SciPost Submission Page
An objective criterion for cluster detection in stochastic epidemic models
by Eugenio Lippiello and Polyzois Bountzis
Submission summary
As Contributors:  Eugenio Lippiello 
Preprint link:  scipost_202103_00025v1 
Date submitted:  20210325 00:01 
Submitted by:  Lippiello, Eugenio 
Submitted to:  SciPost Physics 
Academic field:  Physics 
Specialties: 

Approach:  Theoretical 
Abstract
The correct identification of clusters is crucial for an accurate monitoring of the spread of a disease and also in many other natural, social and physical phenomena which exhibit an epidemic structure. Nevertheless, even when an accurate mathematical model is available, no simple tool exists which allows one to identify how many independent clusters are present and to link elements to the appropriate clusters. Here we develop an automatic method for the detection of the internal structure of the clusters and their number, independently of the model that describes the dynamics of the phenomenon. It is substantially based on the difference of the loglikelihood $\delta {\cal LL}$\, that is evaluated when all elements are connected and when they are grouped into clusters. As a function of the number of connected elements $\delta {\cal LL}$ presents a change of slope and a singularity which can be both used in cluster identification. Our method is validated for an epidemic model with a minimal temporal structure and for the Epidemic Type Aftershock Sequence model describing the spatiotemporal clustering of earthquakes.
Current status:
Submission & Refereeing History
You are currently on this page
Reports on this Submission
Anonymous Report 1 on 202152 Invited Report
Report
This work describes an intriguing method for reconstructing the clusters of an epidemic model. It is based on a clever use of a loglikelihood difference and provides indicators of the best number of links for detecting optimally “immigrants” (nodes without ancestors) and clusters. I think that the papers deserves publication in SciPost because it opens a new direction in the much used field of unsupervised methods for clustering. Nevertheless, first it needs some clarifications.
– Literature: some papers by Ogata already used the loglikelihood for declustering seismicity (probably ref 8 and 9). This should be discussed in the text.

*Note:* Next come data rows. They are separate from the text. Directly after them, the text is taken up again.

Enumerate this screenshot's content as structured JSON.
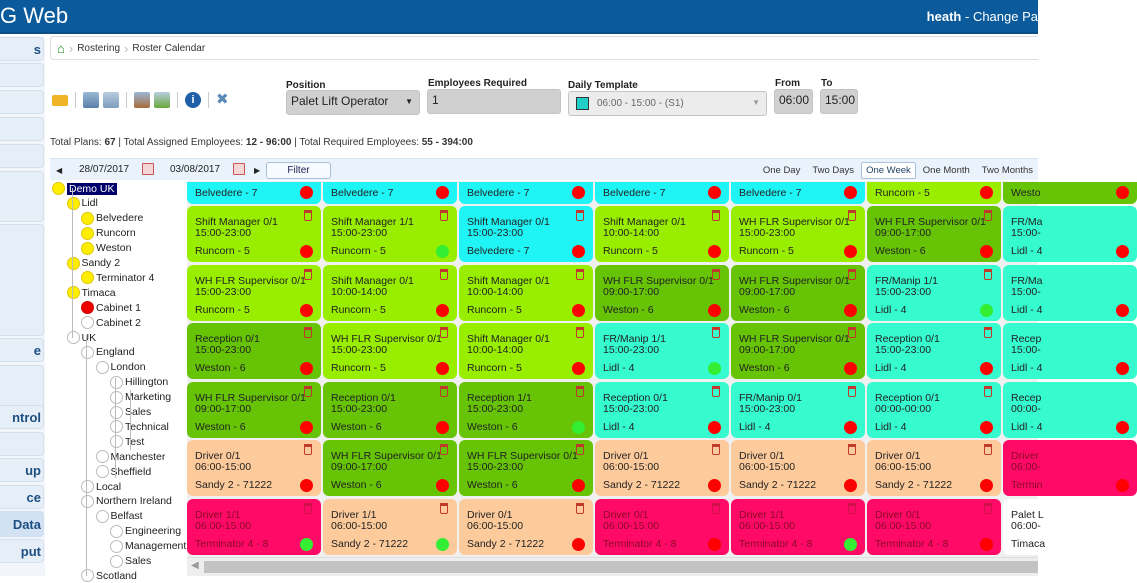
{
  "header": {
    "app_title": "G Web",
    "user": "heath",
    "separator": "-",
    "change_password": "Change Pa"
  },
  "sidebar": {
    "items": [
      "s",
      "",
      "",
      "",
      "",
      "",
      "",
      "e",
      "",
      "ntrol",
      "",
      "up",
      "ce",
      "Data",
      "put"
    ],
    "active_index": 13
  },
  "breadcrumb": [
    "Rostering",
    "Roster Calendar"
  ],
  "toolbar": {
    "icons": [
      "open-folder-icon",
      "export-icon",
      "import-icon",
      "export-all-icon",
      "import-all-icon",
      "info-icon",
      "tools-icon"
    ]
  },
  "form": {
    "position_label": "Position",
    "position_value": "Palet Lift Operator",
    "employees_label": "Employees Required",
    "employees_value": "1",
    "template_label": "Daily Template",
    "template_value": "06:00 - 15:00 - (S1)",
    "template_color": "#1fcfc8",
    "from_label": "From",
    "from_value": "06:00",
    "to_label": "To",
    "to_value": "15:00"
  },
  "totals": {
    "plans_label": "Total Plans:",
    "plans": "67",
    "assigned_label": "| Total Assigned Employees:",
    "assigned": "12 - 96:00",
    "required_label": "| Total Required Employees:",
    "required": "55 - 394:00"
  },
  "nav": {
    "start_date": "28/07/2017",
    "end_date": "03/08/2017",
    "filter": "Filter",
    "views": [
      "One Day",
      "Two Days",
      "One Week",
      "One Month",
      "Two Months"
    ],
    "active_view": "One Week"
  },
  "tree": [
    {
      "label": "Demo UK",
      "level": 0,
      "status": "yellow",
      "selected": true
    },
    {
      "label": "Lidl",
      "level": 1,
      "status": "yellow"
    },
    {
      "label": "Belvedere",
      "level": 2,
      "status": "yellow"
    },
    {
      "label": "Runcorn",
      "level": 2,
      "status": "yellow"
    },
    {
      "label": "Weston",
      "level": 2,
      "status": "yellow"
    },
    {
      "label": "Sandy 2",
      "level": 1,
      "status": "yellow"
    },
    {
      "label": "Terminator 4",
      "level": 2,
      "status": "yellow"
    },
    {
      "label": "Timaca",
      "level": 1,
      "status": "yellow"
    },
    {
      "label": "Cabinet 1",
      "level": 2,
      "status": "red"
    },
    {
      "label": "Cabinet 2",
      "level": 2,
      "status": "none"
    },
    {
      "label": "UK",
      "level": 1,
      "status": "none"
    },
    {
      "label": "England",
      "level": 2,
      "status": "none"
    },
    {
      "label": "London",
      "level": 3,
      "status": "none"
    },
    {
      "label": "Hillington",
      "level": 4,
      "status": "none"
    },
    {
      "label": "Marketing",
      "level": 4,
      "status": "none"
    },
    {
      "label": "Sales",
      "level": 4,
      "status": "none"
    },
    {
      "label": "Technical",
      "level": 4,
      "status": "none"
    },
    {
      "label": "Test",
      "level": 4,
      "status": "none"
    },
    {
      "label": "Manchester",
      "level": 3,
      "status": "none"
    },
    {
      "label": "Sheffield",
      "level": 3,
      "status": "none"
    },
    {
      "label": "Local",
      "level": 2,
      "status": "none"
    },
    {
      "label": "Northern Ireland",
      "level": 2,
      "status": "none"
    },
    {
      "label": "Belfast",
      "level": 3,
      "status": "none"
    },
    {
      "label": "Engineering",
      "level": 4,
      "status": "none"
    },
    {
      "label": "Management",
      "level": 4,
      "status": "none"
    },
    {
      "label": "Sales",
      "level": 4,
      "status": "none"
    },
    {
      "label": "Scotland",
      "level": 2,
      "status": "none"
    }
  ],
  "colors": {
    "cyan": "#1ff5f5",
    "lime": "#99ee00",
    "green": "#66c305",
    "teal": "#35fbcf",
    "peach": "#fdcb9b",
    "pink": "#ff0a66",
    "white": "#ffffff",
    "dot_red": "#ff0000",
    "dot_green": "#33ee33"
  },
  "grid": {
    "top_row": [
      {
        "loc": "Belvedere - 7",
        "color": "cyan",
        "dot": "red"
      },
      {
        "loc": "Belvedere - 7",
        "color": "cyan",
        "dot": "red"
      },
      {
        "loc": "Belvedere - 7",
        "color": "cyan",
        "dot": "red"
      },
      {
        "loc": "Belvedere - 7",
        "color": "cyan",
        "dot": "red"
      },
      {
        "loc": "Belvedere - 7",
        "color": "cyan",
        "dot": "red"
      },
      {
        "loc": "Runcorn - 5",
        "color": "lime",
        "dot": "red"
      },
      {
        "loc": "Westo",
        "color": "green",
        "dot": "red"
      }
    ],
    "rows": [
      [
        {
          "title": "Shift Manager 0/1",
          "time": "15:00-23:00",
          "loc": "Runcorn - 5",
          "color": "lime",
          "dot": "red"
        },
        {
          "title": "Shift Manager 1/1",
          "time": "15:00-23:00",
          "loc": "Runcorn - 5",
          "color": "lime",
          "dot": "green"
        },
        {
          "title": "Shift Manager 0/1",
          "time": "15:00-23:00",
          "loc": "Belvedere - 7",
          "color": "cyan",
          "dot": "red"
        },
        {
          "title": "Shift Manager 0/1",
          "time": "10:00-14:00",
          "loc": "Runcorn - 5",
          "color": "lime",
          "dot": "red"
        },
        {
          "title": "WH FLR Supervisor 0/1",
          "time": "15:00-23:00",
          "loc": "Runcorn - 5",
          "color": "lime",
          "dot": "red"
        },
        {
          "title": "WH FLR Supervisor 0/1",
          "time": "09:00-17:00",
          "loc": "Weston - 6",
          "color": "green",
          "dot": "red"
        },
        {
          "title": "FR/Ma",
          "time": "15:00-",
          "loc": "Lidl - 4",
          "color": "teal",
          "dot": "red"
        }
      ],
      [
        {
          "title": "WH FLR Supervisor 0/1",
          "time": "15:00-23:00",
          "loc": "Runcorn - 5",
          "color": "lime",
          "dot": "red"
        },
        {
          "title": "Shift Manager 0/1",
          "time": "10:00-14:00",
          "loc": "Runcorn - 5",
          "color": "lime",
          "dot": "red"
        },
        {
          "title": "Shift Manager 0/1",
          "time": "10:00-14:00",
          "loc": "Runcorn - 5",
          "color": "lime",
          "dot": "red"
        },
        {
          "title": "WH FLR Supervisor 0/1",
          "time": "09:00-17:00",
          "loc": "Weston - 6",
          "color": "green",
          "dot": "red"
        },
        {
          "title": "WH FLR Supervisor 0/1",
          "time": "09:00-17:00",
          "loc": "Weston - 6",
          "color": "green",
          "dot": "red"
        },
        {
          "title": "FR/Manip 1/1",
          "time": "15:00-23:00",
          "loc": "Lidl - 4",
          "color": "teal",
          "dot": "green"
        },
        {
          "title": "FR/Ma",
          "time": "15:00-",
          "loc": "Lidl - 4",
          "color": "teal",
          "dot": "red"
        }
      ],
      [
        {
          "title": "Reception 0/1",
          "time": "15:00-23:00",
          "loc": "Weston - 6",
          "color": "green",
          "dot": "red"
        },
        {
          "title": "WH FLR Supervisor 0/1",
          "time": "15:00-23:00",
          "loc": "Runcorn - 5",
          "color": "lime",
          "dot": "red"
        },
        {
          "title": "Shift Manager 0/1",
          "time": "10:00-14:00",
          "loc": "Runcorn - 5",
          "color": "lime",
          "dot": "red"
        },
        {
          "title": "FR/Manip 1/1",
          "time": "15:00-23:00",
          "loc": "Lidl - 4",
          "color": "teal",
          "dot": "green"
        },
        {
          "title": "WH FLR Supervisor 0/1",
          "time": "09:00-17:00",
          "loc": "Weston - 6",
          "color": "green",
          "dot": "red"
        },
        {
          "title": "Reception 0/1",
          "time": "15:00-23:00",
          "loc": "Lidl - 4",
          "color": "teal",
          "dot": "red"
        },
        {
          "title": "Recep",
          "time": "15:00-",
          "loc": "Lidl - 4",
          "color": "teal",
          "dot": "red"
        }
      ],
      [
        {
          "title": "WH FLR Supervisor 0/1",
          "time": "09:00-17:00",
          "loc": "Weston - 6",
          "color": "green",
          "dot": "red"
        },
        {
          "title": "Reception 0/1",
          "time": "15:00-23:00",
          "loc": "Weston - 6",
          "color": "green",
          "dot": "red"
        },
        {
          "title": "Reception 1/1",
          "time": "15:00-23:00",
          "loc": "Weston - 6",
          "color": "green",
          "dot": "green"
        },
        {
          "title": "Reception 0/1",
          "time": "15:00-23:00",
          "loc": "Lidl - 4",
          "color": "teal",
          "dot": "red"
        },
        {
          "title": "FR/Manip 0/1",
          "time": "15:00-23:00",
          "loc": "Lidl - 4",
          "color": "teal",
          "dot": "red"
        },
        {
          "title": "Reception 0/1",
          "time": "00:00-00:00",
          "loc": "Lidl - 4",
          "color": "teal",
          "dot": "red"
        },
        {
          "title": "Recep",
          "time": "00:00-",
          "loc": "Lidl - 4",
          "color": "teal",
          "dot": "red"
        }
      ],
      [
        {
          "title": "Driver 0/1",
          "time": "06:00-15:00",
          "loc": "Sandy 2 - 71222",
          "color": "peach",
          "dot": "red"
        },
        {
          "title": "WH FLR Supervisor 0/1",
          "time": "09:00-17:00",
          "loc": "Weston - 6",
          "color": "green",
          "dot": "red"
        },
        {
          "title": "WH FLR Supervisor 0/1",
          "time": "15:00-23:00",
          "loc": "Weston - 6",
          "color": "green",
          "dot": "red"
        },
        {
          "title": "Driver 0/1",
          "time": "06:00-15:00",
          "loc": "Sandy 2 - 71222",
          "color": "peach",
          "dot": "red"
        },
        {
          "title": "Driver 0/1",
          "time": "06:00-15:00",
          "loc": "Sandy 2 - 71222",
          "color": "peach",
          "dot": "red"
        },
        {
          "title": "Driver 0/1",
          "time": "06:00-15:00",
          "loc": "Sandy 2 - 71222",
          "color": "peach",
          "dot": "red"
        },
        {
          "title": "Driver",
          "time": "06:00-",
          "loc": "Termin",
          "color": "pink",
          "dot": "red"
        }
      ],
      [
        {
          "title": "Driver 1/1",
          "time": "06:00-15:00",
          "loc": "Terminator 4 - 8",
          "color": "pink",
          "dot": "green"
        },
        {
          "title": "Driver 1/1",
          "time": "06:00-15:00",
          "loc": "Sandy 2 - 71222",
          "color": "peach",
          "dot": "green"
        },
        {
          "title": "Driver 0/1",
          "time": "06:00-15:00",
          "loc": "Sandy 2 - 71222",
          "color": "peach",
          "dot": "red"
        },
        {
          "title": "Driver 0/1",
          "time": "06:00-15:00",
          "loc": "Terminator 4 - 8",
          "color": "pink",
          "dot": "red"
        },
        {
          "title": "Driver 1/1",
          "time": "06:00-15:00",
          "loc": "Terminator 4 - 8",
          "color": "pink",
          "dot": "green"
        },
        {
          "title": "Driver 0/1",
          "time": "06:00-15:00",
          "loc": "Terminator 4 - 8",
          "color": "pink",
          "dot": "red"
        },
        {
          "title": "Palet L",
          "time": "06:00-",
          "loc": "Timaca",
          "color": "white",
          "dot": "none"
        }
      ]
    ]
  }
}
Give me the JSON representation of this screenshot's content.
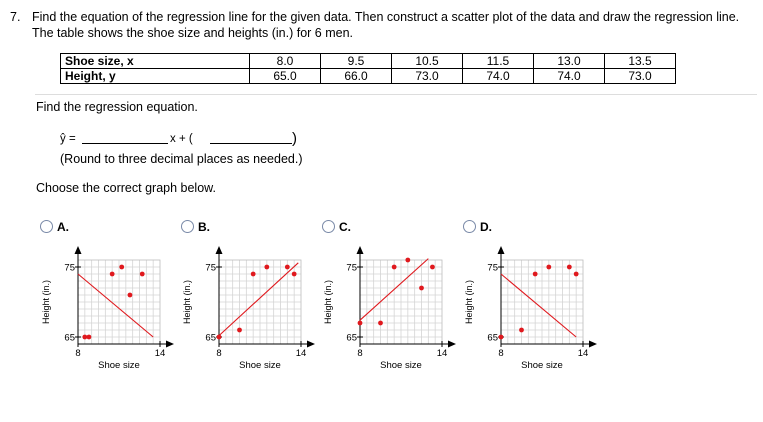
{
  "question": {
    "number": "7.",
    "text": "Find the equation of the regression line for the given data. Then construct a scatter plot of the data and draw the regression line. The table shows the shoe size and heights (in.) for 6 men."
  },
  "table": {
    "rows": [
      {
        "label": "Shoe size, x",
        "values": [
          "8.0",
          "9.5",
          "10.5",
          "11.5",
          "13.0",
          "13.5"
        ]
      },
      {
        "label": "Height, y",
        "values": [
          "65.0",
          "66.0",
          "73.0",
          "74.0",
          "74.0",
          "73.0"
        ]
      }
    ]
  },
  "part1": {
    "prompt": "Find the regression equation.",
    "yhat": "ŷ =",
    "xplus": "x + (",
    "close_paren": ")",
    "hint": "(Round to three decimal places as needed.)",
    "slope_value": "",
    "intercept_value": ""
  },
  "part2": {
    "prompt": "Choose the correct graph below."
  },
  "graph_common": {
    "xlabel": "Shoe size",
    "ylabel": "Height (in.)",
    "x_ticks": [
      "8",
      "14"
    ],
    "y_ticks": [
      "75",
      "65"
    ],
    "point_color": "#e0191e",
    "line_color": "#e0191e"
  },
  "options": [
    {
      "label": "A.",
      "selected": false,
      "chart_data": {
        "type": "scatter",
        "xlim": [
          8,
          14
        ],
        "ylim": [
          64,
          76
        ],
        "x": [
          8.5,
          8.8,
          10.5,
          11.2,
          11.8,
          12.7
        ],
        "y": [
          65,
          65,
          74,
          75,
          71,
          74
        ],
        "line": [
          [
            8,
            74
          ],
          [
            13.5,
            65
          ]
        ],
        "grid": true
      }
    },
    {
      "label": "B.",
      "selected": false,
      "chart_data": {
        "type": "scatter",
        "xlim": [
          8,
          14
        ],
        "ylim": [
          64,
          76
        ],
        "x": [
          8,
          9.5,
          10.5,
          11.5,
          13,
          13.5
        ],
        "y": [
          65,
          66,
          74,
          75,
          75,
          74
        ],
        "line": [
          [
            8,
            65.2
          ],
          [
            13.8,
            75.6
          ]
        ],
        "grid": true
      }
    },
    {
      "label": "C.",
      "selected": false,
      "chart_data": {
        "type": "scatter",
        "xlim": [
          8,
          14
        ],
        "ylim": [
          64,
          76
        ],
        "x": [
          8,
          9.5,
          10.5,
          11.5,
          12.5,
          13.3
        ],
        "y": [
          67,
          67,
          75,
          76,
          72,
          75
        ],
        "line": [
          [
            8,
            67.4
          ],
          [
            13,
            76.2
          ]
        ],
        "grid": true
      }
    },
    {
      "label": "D.",
      "selected": false,
      "chart_data": {
        "type": "scatter",
        "xlim": [
          8,
          14
        ],
        "ylim": [
          64,
          76
        ],
        "x": [
          8,
          9.5,
          10.5,
          11.5,
          13,
          13.5
        ],
        "y": [
          65,
          66,
          74,
          75,
          75,
          74
        ],
        "line": [
          [
            8,
            74
          ],
          [
            13.5,
            65
          ]
        ],
        "grid": true
      }
    }
  ]
}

– loglikelihood: is there any rigorous reason for using the loglikelihood difference (2) or it is more about intuition?
– Algorithm: it is not clear how the algorithm is implemented in practice and how it can scale linearly with the number of links. Is there a ordering of the q_ij involved? The paper would become much clearer with a pseudocode of the main algorithm.
– Parametrization: in which sense the number of links can be used to parametrize the partitions Y? Partitions with the same number of links can be very different.
– symbol j: probably the symbol “j” used at page 4 as an increment of the number of links could be replaced with something that does not sound as the index of an event.
– R: after eq.(3) I do not understand the sentence saying that R drops fast to zero after n1*. Why is it so? Should not it be after n2*?
– Averages: it is not clear in which sense averages are taken: over different realizations? See e.g. sentences before eq.(4).
– Notation: numbers in the form 2E5 are unusual, normally one sees 2 \times 10^5 (as in figures’ axes).
– Figures: vertical lines in correspondence of the true number of clusters and of links would be a good guide to the eye.
– Model: the realization of the first model is not totally clear, especially concerning the immigrants’ spreading.